The goal of Neuroprobes is to develop personalized robot-based upper limb motor rehabilitation protocols using ALEx (upper limb exoskeleton), targeting the specific kinematic performance of each patient based on the model proposed by Panarese et al. (Panarese, Colombo et al. 2012).
Started from July 2016, we are performing a clinical trial on 48 acute-subacute stroke patients to compare the personalized approach with other approaches, including the standard physiotherapy and a standard robotic therapy. The clinical trial is a multicentric study, taking place at the Hôpitaux Universitaires de Genève (HUG), Switzerland, where 7 patients have been enrolled so far (5 in the last year), and at the University Hospital of Pisa, Italy, where 4 patients have been enrolled until now (all of them in the last year). The participants are randomly assigned to 3 groups: conventional therapy without the use of robotic devices (group 1); traditional robot-assisted rehabilitation protocol (3-D point-to-point reaching movements) with the exoskeleton ALEx (group 2); automatic personalized robot-assisted rehabilitation protocol (3-D point to point reaching movements) with ALEx (group 3). They all went through 4 weeks of training preceded and followed by two evaluations, see Figure 1. We also collected data of 9 healthy control subjects.

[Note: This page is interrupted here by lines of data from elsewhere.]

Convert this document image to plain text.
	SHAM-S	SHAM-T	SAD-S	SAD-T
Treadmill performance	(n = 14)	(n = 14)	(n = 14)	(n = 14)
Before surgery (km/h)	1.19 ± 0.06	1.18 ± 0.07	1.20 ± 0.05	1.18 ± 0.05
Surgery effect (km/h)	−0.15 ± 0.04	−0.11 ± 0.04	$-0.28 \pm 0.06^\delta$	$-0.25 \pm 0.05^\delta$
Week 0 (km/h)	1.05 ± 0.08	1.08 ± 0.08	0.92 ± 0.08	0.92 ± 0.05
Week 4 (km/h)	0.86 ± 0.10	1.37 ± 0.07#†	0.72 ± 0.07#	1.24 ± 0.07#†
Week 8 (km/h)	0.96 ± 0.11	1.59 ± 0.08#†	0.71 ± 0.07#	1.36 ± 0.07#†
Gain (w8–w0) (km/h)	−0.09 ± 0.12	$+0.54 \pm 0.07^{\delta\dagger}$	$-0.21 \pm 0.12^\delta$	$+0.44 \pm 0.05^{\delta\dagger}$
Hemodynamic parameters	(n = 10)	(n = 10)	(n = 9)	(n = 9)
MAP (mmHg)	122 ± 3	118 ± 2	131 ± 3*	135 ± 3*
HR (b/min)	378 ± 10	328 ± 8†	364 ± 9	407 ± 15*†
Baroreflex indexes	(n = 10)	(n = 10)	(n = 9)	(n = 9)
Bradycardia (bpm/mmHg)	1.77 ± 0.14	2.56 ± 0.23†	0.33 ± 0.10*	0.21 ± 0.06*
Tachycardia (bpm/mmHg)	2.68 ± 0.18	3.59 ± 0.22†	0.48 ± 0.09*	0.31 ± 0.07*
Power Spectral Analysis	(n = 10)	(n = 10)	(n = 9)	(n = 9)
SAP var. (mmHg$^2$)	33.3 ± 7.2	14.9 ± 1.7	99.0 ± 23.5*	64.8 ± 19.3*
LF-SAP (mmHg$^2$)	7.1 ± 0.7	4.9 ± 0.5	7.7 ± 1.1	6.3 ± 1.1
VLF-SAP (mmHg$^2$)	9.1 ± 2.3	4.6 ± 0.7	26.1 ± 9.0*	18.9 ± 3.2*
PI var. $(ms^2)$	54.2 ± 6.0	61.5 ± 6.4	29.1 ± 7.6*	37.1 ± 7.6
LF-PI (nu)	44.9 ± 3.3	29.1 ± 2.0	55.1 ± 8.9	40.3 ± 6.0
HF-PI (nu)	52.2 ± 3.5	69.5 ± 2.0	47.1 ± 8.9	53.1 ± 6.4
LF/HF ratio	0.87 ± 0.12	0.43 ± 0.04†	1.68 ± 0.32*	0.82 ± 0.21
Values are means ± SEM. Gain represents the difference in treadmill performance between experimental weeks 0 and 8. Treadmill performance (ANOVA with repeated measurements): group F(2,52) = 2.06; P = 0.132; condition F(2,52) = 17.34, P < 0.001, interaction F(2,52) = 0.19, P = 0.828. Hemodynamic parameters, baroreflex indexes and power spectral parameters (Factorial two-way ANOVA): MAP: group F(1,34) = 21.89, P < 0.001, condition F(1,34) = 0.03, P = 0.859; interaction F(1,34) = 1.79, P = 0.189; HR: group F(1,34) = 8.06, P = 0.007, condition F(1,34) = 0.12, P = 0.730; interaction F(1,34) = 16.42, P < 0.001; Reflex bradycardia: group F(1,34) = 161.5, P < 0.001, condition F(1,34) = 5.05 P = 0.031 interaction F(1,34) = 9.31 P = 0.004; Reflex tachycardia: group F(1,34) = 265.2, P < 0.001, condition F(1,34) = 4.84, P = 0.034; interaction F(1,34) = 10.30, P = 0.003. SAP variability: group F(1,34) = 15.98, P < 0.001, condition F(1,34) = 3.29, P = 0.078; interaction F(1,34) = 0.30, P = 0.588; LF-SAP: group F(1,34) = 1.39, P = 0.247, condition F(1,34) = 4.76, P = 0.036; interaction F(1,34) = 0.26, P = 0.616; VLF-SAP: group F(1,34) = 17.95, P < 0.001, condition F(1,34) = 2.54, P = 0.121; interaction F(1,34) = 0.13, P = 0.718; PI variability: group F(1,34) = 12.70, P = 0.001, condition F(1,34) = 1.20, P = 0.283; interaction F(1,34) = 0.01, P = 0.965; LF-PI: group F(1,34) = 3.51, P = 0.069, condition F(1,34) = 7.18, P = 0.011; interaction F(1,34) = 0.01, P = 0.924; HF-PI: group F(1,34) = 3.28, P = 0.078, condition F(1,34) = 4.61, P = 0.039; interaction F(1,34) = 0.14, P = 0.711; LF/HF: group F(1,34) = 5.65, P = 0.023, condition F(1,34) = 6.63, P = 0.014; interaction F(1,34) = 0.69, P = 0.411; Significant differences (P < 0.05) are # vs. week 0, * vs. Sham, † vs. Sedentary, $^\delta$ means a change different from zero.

Before and after the training, we are performing a massive longitudinal assessment, including kinematic, magnetic resonance imaging (MRI), electroencephalography (EEG) and electromyographic (EMG) recordings in order to define the neurobiomechanical state of each patient and its evolution during the treatment. This will allow us to improve the personalization with the information extracted by the factorization analysis of muscular activity, which better characterizes the motor and physiological deficits of the patient (Cheung, Turolla et al. 2012), and with the analysis of the EEG signals and MRI to better understand the neural correlates of central nervous system learning/recovery mechanisms.
We developed the personalization algorithm capable of selecting training tasks based on the subject’s motor improvement and we performed an initial study on a group of 17 healthy subjects. They executed with ALEx the same 3-D reaching task as the patients recruited in the clinical trial, and we proved that our algorithm was capable of tracking motor improvement and adjusting the task difficulty accordingly. This work has been submitted on December 2017 to Journal of Neural Engineering. After this test we then used the personalization algorithm online also with stroke patients.
Concerning the data collected so far from the stroke population, it is too early to draw any definitive conclusion because the three groups are not fully populated yet. Nevertheless, metrics extracted from the clinical scales, kinematic and EMG data collected during the assessments show that functional improvements seem to be higher following robotic therapy. With training patients in general become faster, smoother and need less assistance from the robot Furthermore, there was an increase in the number of muscle synergies from the beginning to the end of the study and this evolution is in agreement with the improvement of motor abilities. he structure of muscle synergies was also highly modified during the treatment compared also with healthy subjects.